W ciągu trzyletniego pobytu za kratami stała się symbolem politycznych prześladowań na Ukrainie. Jednak tylko dla części europejskiej elity. Na samej Ukrainie stosunek do niej pozostał niejednoznaczny. – Ukraińcy pamiętają lata 2005–2007, kiedy rządziła jako premier – mówi „Rz" zastępca dyrektora kijowskiego Centrum Razumkowa Wiktor Zamiatin. – Uważają, że to właśnie ona przyczyniła się do powstania rozłamu w społeczeństwie, wywołując konflikt z prezydentem Juszczenką. Takie jej działania spowodowały, że część wyborców zagłosowała w 2010 roku na Janukowycza lub rozczarowana w ogóle nie wzięła udziału w wyborach.
Teraz Tymoszenko ściągnęła do swego sztabu znanego menedżera kampanii wyborczych Tala Zilbershteina (wspierał izraelskich premierów Ehuda Olmerta i Ehuda Baraka). Ale nie poprawiło to jej sytuacji. ?– Poparcie dla Julii Tymoszenko w momencie, gdy była w więzieniu, zdecydowanie się różni od aktualnego – mówi Zamiatin. – Nie wszyscy ci, którzy popierali uwolnienie Tymoszenko, widzą ją w roli prezydenta i osoby, która potrafi zjednoczyć naród.

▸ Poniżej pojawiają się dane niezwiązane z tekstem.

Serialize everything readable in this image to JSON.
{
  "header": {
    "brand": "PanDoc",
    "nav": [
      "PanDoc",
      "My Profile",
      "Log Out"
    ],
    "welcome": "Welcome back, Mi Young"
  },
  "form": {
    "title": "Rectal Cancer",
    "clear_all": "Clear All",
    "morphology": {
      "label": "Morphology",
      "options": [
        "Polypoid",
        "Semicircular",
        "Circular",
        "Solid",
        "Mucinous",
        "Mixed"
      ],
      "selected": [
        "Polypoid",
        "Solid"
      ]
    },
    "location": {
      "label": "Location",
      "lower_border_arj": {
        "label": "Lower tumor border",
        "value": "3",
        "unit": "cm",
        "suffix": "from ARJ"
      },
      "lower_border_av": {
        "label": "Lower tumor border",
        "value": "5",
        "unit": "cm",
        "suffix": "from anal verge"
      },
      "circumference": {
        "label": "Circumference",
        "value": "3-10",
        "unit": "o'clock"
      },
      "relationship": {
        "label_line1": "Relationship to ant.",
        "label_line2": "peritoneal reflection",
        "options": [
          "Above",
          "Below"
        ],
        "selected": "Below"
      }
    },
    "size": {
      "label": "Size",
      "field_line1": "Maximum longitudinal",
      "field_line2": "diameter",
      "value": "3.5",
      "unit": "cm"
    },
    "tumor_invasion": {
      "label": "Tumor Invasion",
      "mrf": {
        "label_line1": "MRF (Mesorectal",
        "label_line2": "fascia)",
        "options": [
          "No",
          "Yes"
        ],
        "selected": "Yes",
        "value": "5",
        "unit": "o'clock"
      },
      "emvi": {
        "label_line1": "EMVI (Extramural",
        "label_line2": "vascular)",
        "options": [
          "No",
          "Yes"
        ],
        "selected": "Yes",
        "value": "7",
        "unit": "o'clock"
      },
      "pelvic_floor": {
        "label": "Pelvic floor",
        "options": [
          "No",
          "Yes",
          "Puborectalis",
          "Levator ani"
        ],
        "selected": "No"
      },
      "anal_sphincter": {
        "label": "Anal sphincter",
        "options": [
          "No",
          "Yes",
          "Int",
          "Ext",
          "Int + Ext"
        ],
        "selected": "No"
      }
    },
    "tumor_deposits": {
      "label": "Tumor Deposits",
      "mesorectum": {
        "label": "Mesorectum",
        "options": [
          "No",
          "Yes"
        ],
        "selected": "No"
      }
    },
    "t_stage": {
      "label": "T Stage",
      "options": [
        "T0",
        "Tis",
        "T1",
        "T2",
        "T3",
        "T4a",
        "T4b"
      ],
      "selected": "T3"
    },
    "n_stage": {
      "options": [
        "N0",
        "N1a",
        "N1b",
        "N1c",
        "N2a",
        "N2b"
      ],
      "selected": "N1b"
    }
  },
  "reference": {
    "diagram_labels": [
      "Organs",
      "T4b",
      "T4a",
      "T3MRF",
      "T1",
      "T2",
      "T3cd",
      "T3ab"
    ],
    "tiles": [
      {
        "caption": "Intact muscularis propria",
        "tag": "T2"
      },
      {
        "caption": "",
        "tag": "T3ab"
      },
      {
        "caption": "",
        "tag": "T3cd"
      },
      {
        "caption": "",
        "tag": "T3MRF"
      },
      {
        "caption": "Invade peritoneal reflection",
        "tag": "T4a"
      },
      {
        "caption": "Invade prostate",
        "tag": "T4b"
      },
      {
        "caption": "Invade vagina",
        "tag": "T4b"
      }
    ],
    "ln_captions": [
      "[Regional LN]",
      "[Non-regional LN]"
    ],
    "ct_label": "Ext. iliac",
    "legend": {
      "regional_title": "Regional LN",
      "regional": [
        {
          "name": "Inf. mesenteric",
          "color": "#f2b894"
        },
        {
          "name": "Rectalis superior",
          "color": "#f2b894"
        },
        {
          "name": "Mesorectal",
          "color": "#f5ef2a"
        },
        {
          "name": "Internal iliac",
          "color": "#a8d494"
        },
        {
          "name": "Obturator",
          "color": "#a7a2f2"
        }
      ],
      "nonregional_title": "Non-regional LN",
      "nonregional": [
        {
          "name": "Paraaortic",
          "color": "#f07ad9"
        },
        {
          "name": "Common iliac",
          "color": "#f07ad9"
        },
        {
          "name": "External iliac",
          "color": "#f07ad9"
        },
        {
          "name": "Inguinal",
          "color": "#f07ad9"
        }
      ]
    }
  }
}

– Popularność Julii spada. Jeśli Wschód pójdzie głosować, to do drugiej tury może przejść nie ona, ale któryś z prorosyjskich polityków, Serhij Tyhypko lub Michaił Dobkin – uważa dziennikarz Piotr Szuklinow. Przeciwnego zdania jest szef Instytutu Ukraińskiej Polityki Konstantyn Bondarenko. – Kampania wyborcza dziś na Ukrainie jest na drugim miejscu. Na pierwszym – wschód kraju, który prawdopodobnie – tak jak Krym – w ogóle nie weźmie udziału w wyborach – mówi „Rz". Wszystko wskazuje na to, że wybory odbędą się bez Doniecka i Ługańska. Same kijowskie władze rozważają rezygnację z prowadzenia głosowania w tamtym rejonie.